Burke’s brief essay appears to take for granted that his readers (most of whom are, after all, other academic historians) are also aware of those “tumultuous processes,” fabulisms and all, and other their value; no examples seem necessary. In contrast, as he notes, most history students, history fans, and members of the general public are concerned with “getting it right” factually.

I think there are some weak spots in this argument. First, even college professors like folks to acknowledge documented facts. The complaints that led to Philadelphia’s new law weren’t about tour guides stating debatable points, such as how much the Navigation Acts motivated popular opposition to the Crown in the 1760s. They were about guides reportedly saying that George Washington and Abraham Lincoln had dinner together. I presume any test for tour guides would focus on the most solid, documented facts.

Equally, I’ve found many members of the public to be interested in the “Production of History.” How do we know things about the past? What did earlier generations believe? What are the big debates in the field? What new evidence has appeared? To be sure, people often ask those questions with an underlying belief that there are definite answers about what happened in the past, and that historians have the job of ferreting out those answers rather than just keeping track of the “tumultuous processes.” But I think the public is ready for some ambiguity.

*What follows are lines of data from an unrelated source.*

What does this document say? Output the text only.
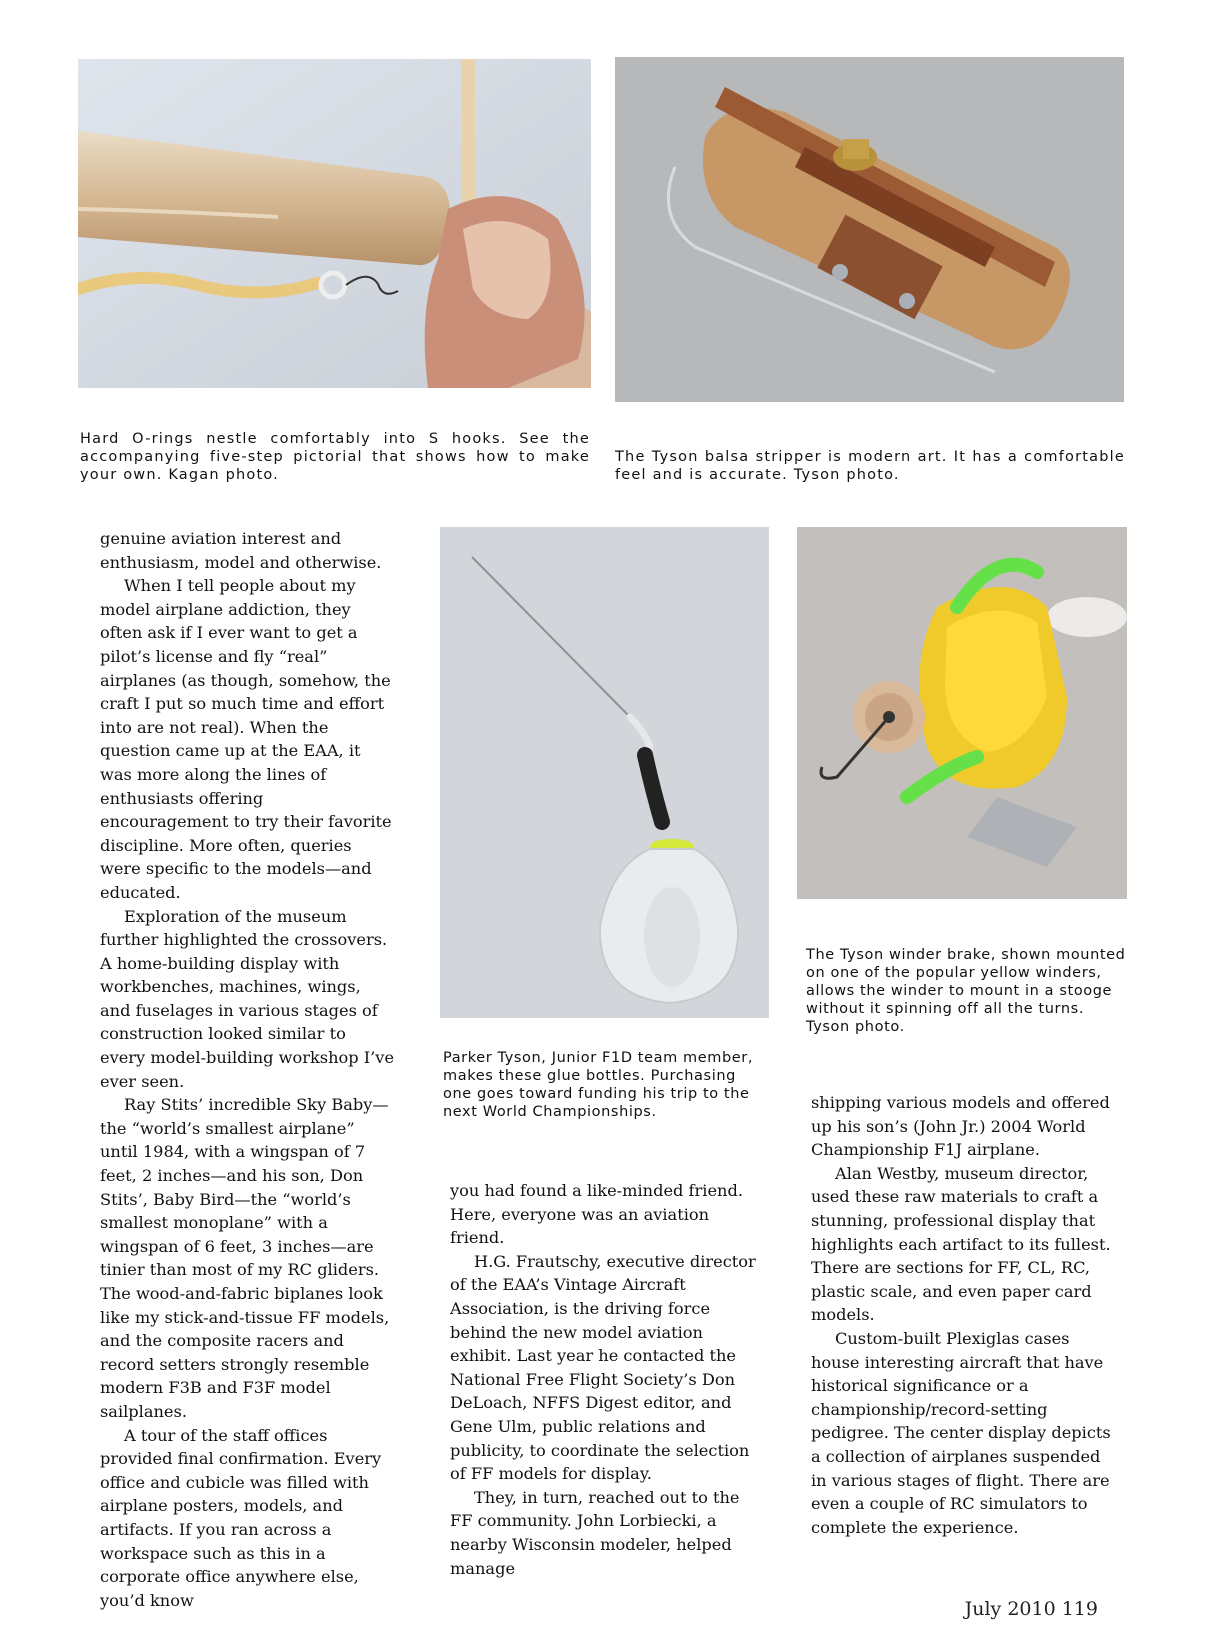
Hard O-rings nestle comfortably into S hooks. See the accompanying five-step pictorial that shows how to make your own. Kagan photo.
The Tyson balsa stripper is modern art. It has a comfortable feel and is accurate. Tyson photo.

genuine aviation interest and enthusiasm, model and otherwise.

When I tell people about my model airplane addiction, they often ask if I ever want to get a pilot’s license and fly “real” airplanes (as though, somehow, the craft I put so much time and effort into are not real). When the question came up at the EAA, it was more along the lines of enthusiasts offering encouragement to try their favorite discipline. More often, queries were specific to the models—and educated.

Exploration of the museum further highlighted the crossovers. A home-building display with workbenches, machines, wings, and fuselages in various stages of construction looked similar to every model-building workshop I’ve ever seen.

Ray Stits’ incredible Sky Baby—the “world’s smallest airplane” until 1984, with a wingspan of 7 feet, 2 inches—and his son, Don Stits’, Baby Bird—the “world’s smallest monoplane” with a wingspan of 6 feet, 3 inches—are tinier than most of my RC gliders. The wood-and-fabric biplanes look like my stick-and-tissue FF models, and the composite racers and record setters strongly resemble modern F3B and F3F model sailplanes.

A tour of the staff offices provided final confirmation. Every office and cubicle was filled with airplane posters, models, and artifacts. If you ran across a workspace such as this in a corporate office anywhere else, you’d know

Parker Tyson, Junior F1D team member, makes these glue bottles. Purchasing one goes toward funding his trip to the next World Championships.

you had found a like-minded friend. Here, everyone was an aviation friend.

H.G. Frautschy, executive director of the EAA’s Vintage Aircraft Association, is the driving force behind the new model aviation exhibit. Last year he contacted the National Free Flight Society’s Don DeLoach, NFFS Digest editor, and Gene Ulm, public relations and publicity, to coordinate the selection of FF models for display.

They, in turn, reached out to the FF community. John Lorbiecki, a nearby Wisconsin modeler, helped manage

The Tyson winder brake, shown mounted on one of the popular yellow winders, allows the winder to mount in a stooge without it spinning off all the turns. Tyson photo.

shipping various models and offered up his son’s (John Jr.) 2004 World Championship F1J airplane.

Alan Westby, museum director, used these raw materials to craft a stunning, professional display that highlights each artifact to its fullest. There are sections for FF, CL, RC, plastic scale, and even paper card models.

Custom-built Plexiglas cases house interesting aircraft that have historical significance or a championship/record-setting pedigree. The center display depicts a collection of airplanes suspended in various stages of flight. There are even a couple of RC simulators to complete the experience.

July 2010 119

Secondly, in Philadelphia those valuable tumultuous processes have produced the Betsy Ross House as one of the anchors of the historic district. More visitors to the city probably know Ross’s name than that of any other Philadelphian of the time but Franklin. And yet there’s no solid evidence linking her to the creation of the U.S. flag, as her legend has it. Yes, it’s fascinating how Americans have come to remember Ross so much more than such contemporaries as Thomas Mifflin, Esther Reed, or Margaret Thomas. But historical tourism in Philadelphia may not have the best record of helping audiences evaluate the stories of the past.

Finally, to return to my analogy about economists trusting the market, most of those social scientists also see the need for some government regulation. (Some economists don’t, of course.) In the same vein, governments often step in to influence the generation and spread of stories about the past: by publishing records, vetting textbooks, preserving sites, erecting statuary, choosing holidays, employing history professors, &c. Testing and licensing tour guides would be just another government step in Philadelphia, one that other cities and sites have already taken.

So we still have the original question of whether Philadelphia’s plan is a useful or an unwarranted intrusion into the marketplace/process.

TOMORROW: My own prescription for the City of Brotherly Love.

[ADDENDUM: By coincidence, the latest issue of Colonial Williamsburg magazine contains an article by Ed Crews titled “The Truth About Betsy Ross.”]

1 comment:

Larry Cebula said...

We have all been annoyed at shallow, silly, and just plain wrong historical interpretation. Last week my wife and I led a group of 20 teachers from around the state of Missouri on a week-long tour of historic sites along the Missouri River from Saint Louis to Kansas City. We met some tremendously knowledgeable folks along the way and learned a lot.

But at different places along the way we were also told that 1) slaves used quilt patterns to signal one another along the Underground Railroad, 2) beds were short because people were shorter "in those days," 3) old houses had few closets because you were taxed on doors "in those days," and other similar nonsense.

But what are you going to do? As bad as the academic job market is, we are never going to find people with history PhDs manning every historic site. And even if we did they would be useless and boring, we mostly are not trained to do public interpretation.

The real point of this regulation is to decrease competition among historic tours and keep prices high. It is classic rent-seeking.